Back down on Narran 1, Talla and Bortus discover classes within this mirage of a school continue as if it were any other day. They try to break through classroom windows, but still to no avail. Separated from the rest of the away team, Malloy is suddenly ambushed by three 20-something looking teenagers who tackle him into a washroom, rough him up, and demand that “Randall” gets his money. Having no idea who Randall is, Malloy does his best to stall and ask for more time. But he ultimately gets beat up and sustains minor injuries. However, during the altercation, when Malloy feels his life is in danger, his eyes go completely silver/white and a feeling of being in another place overcomes him. He later explained this to the rest of the away team when they regrouped.
Now that we’ve established that whatever is going on, the crew can be hurt, and may even be killed, we move forward with each member of the away team experiencing an event that ultimately leads them to believe they are about to die. During each instance the crew member also experienced what Malloy described earlier, as if they were in a different place. Each encounter was specific to each member, like the fear was pulled straight from their minds for them to experience. This fear ultimately leads to them believing themselves to be about to die. The mystery absolutely drives the story from beginning to end, and much like Picard once said, it’s irresistible. Some viewers might be slightly confused by the random nature of some of the scenes, such as the 90s-era CG Troll that comes out of nowhere or how 40-year-olds still get cast as teenagers, but ultimately it is a very enjoyable ride.
We find out that this was all done by the unnamed race from the final episode of season 1, Mad Idolatry. In that episode, the Orville found a planet that was only in our universe for a short time and then was pulled back to a different universe, and each time it was pulled back, the race jumped and leaped forward in evaluation. Now fast forward to this episode, and find that they have advanced so far they are immortal and forgot what it was to feel like you’re going to die. They set this whole scenario in motion to be able to temporally exist in the body of the crew member that felt they were going to die, so the unnamed race can once again know what it was to feel like you were going to die.
This episode was very reminiscent of the classic science-fiction adventures many of us grew up with. Each vignette felt like it had palpable tension and actual stakes, regardless of the fact audience members knew no crew member would actually die. Knowing the formula of episodic television should never take away from the fear; it should still have you on the edge of your seat, and ironically, “Mortality Paradox,” following up the horror episode last week, seems like higher stakes with larger thrills.

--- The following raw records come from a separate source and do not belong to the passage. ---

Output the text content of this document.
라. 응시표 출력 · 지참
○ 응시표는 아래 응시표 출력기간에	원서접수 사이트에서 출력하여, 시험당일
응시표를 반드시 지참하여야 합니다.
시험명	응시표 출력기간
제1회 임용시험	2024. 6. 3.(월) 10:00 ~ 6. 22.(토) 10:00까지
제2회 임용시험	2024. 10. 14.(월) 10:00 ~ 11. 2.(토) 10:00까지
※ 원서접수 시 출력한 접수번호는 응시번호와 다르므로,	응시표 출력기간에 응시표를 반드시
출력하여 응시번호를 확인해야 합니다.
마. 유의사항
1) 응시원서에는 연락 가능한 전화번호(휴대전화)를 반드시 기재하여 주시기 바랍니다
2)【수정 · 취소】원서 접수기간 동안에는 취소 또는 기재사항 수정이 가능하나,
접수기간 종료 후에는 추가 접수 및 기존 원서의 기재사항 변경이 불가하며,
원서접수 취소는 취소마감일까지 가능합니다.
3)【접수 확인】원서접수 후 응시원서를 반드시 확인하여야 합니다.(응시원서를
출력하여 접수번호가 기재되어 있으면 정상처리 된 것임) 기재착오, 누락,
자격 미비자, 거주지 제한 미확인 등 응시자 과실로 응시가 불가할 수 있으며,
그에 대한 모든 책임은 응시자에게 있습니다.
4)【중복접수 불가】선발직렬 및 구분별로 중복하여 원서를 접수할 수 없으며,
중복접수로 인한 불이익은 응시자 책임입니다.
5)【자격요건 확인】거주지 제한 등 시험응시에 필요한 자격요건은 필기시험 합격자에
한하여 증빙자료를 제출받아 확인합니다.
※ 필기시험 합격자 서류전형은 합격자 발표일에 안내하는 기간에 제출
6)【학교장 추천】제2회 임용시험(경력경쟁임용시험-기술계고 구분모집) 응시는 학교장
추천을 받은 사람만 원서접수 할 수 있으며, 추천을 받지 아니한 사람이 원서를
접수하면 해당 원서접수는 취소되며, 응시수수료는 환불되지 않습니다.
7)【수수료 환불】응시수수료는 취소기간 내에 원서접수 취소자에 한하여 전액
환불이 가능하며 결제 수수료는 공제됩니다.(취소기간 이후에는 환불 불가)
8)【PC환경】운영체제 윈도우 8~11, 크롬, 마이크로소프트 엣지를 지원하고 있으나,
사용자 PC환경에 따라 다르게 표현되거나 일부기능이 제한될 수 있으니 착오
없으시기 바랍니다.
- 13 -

More importantly, and unlike the previous two episodes this season, “Mortality Paradox” gives several cast members a chance to shine. In the first two episodes of the third season, we’ve only had Doctor Finn stories to chew on, and both have been fairly heavy. This episode gave us a chance to get Malloy’s trademark sarcasm, learn a little more about Moclan culture, see various alien creatures of varied computer-generated success, but most importantly, just have fun.